Everything's POW and ZAP until Dr. McKay shows up out of the blue, claiming to be John's archenemy, even though he's totally not authorized by the Guild of Calamitous Intent. They don't even recognize him as a villain, since he never hurts anyone or destroys much of anything. Eventually McKay admits that he was just trying to show off his super-science and demonstrate he should have Zelenka's job, but he got ornery when everyone told him he wasn't a big enough deal to be John's archenemy, so he got caught up in proving himself. Also, he was pretty offended that John's registration lists him as a genius, a rarified term that really ought not be bandied around so casually, etc. etc. etc.

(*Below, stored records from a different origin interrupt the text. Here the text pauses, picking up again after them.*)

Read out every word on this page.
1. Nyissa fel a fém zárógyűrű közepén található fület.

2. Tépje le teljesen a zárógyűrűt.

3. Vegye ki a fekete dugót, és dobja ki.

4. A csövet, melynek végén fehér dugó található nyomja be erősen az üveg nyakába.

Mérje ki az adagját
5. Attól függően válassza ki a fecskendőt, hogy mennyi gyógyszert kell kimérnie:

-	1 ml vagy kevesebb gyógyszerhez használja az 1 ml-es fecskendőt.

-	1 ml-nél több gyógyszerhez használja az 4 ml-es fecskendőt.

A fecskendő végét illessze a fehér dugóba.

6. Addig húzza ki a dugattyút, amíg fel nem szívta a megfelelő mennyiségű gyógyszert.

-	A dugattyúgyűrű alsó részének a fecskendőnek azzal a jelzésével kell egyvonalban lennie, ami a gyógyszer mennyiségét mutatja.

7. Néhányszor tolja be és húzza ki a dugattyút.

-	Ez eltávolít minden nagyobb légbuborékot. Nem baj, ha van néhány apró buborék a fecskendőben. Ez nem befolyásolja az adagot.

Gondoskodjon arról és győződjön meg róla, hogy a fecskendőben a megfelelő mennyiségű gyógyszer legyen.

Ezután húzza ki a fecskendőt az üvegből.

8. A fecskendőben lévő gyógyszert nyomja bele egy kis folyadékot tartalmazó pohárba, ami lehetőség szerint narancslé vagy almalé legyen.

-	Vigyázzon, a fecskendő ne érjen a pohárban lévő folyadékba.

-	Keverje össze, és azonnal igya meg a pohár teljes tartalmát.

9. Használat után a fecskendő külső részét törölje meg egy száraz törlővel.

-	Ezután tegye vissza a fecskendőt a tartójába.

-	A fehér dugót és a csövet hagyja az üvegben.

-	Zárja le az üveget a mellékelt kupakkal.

John's gotten pretty fond of McKay after all their grandiose super-battles, especially since McKay always managed to create a lot of fuss and explosions without doing any damage-- compared to John's usual adventures, facing off against McKay was a fun way to stay sharp and blow off some steam. So John convinces Rodney that he doesn't need Zelenka's job; he should set up as a super-scientist superhero on his own, and he and John can team up. Maybe eventually get registered as a duo, something John couldn't really do with a super-scientist under his direct employ. Rodney, wide-eyed and gratified, and maybe blushing just a little at the thought of becoming an official duo, agrees it's a good plan, and maybe John is sometimes, under some circumstances, in a generous sense of the word, a little bit of a genius after all.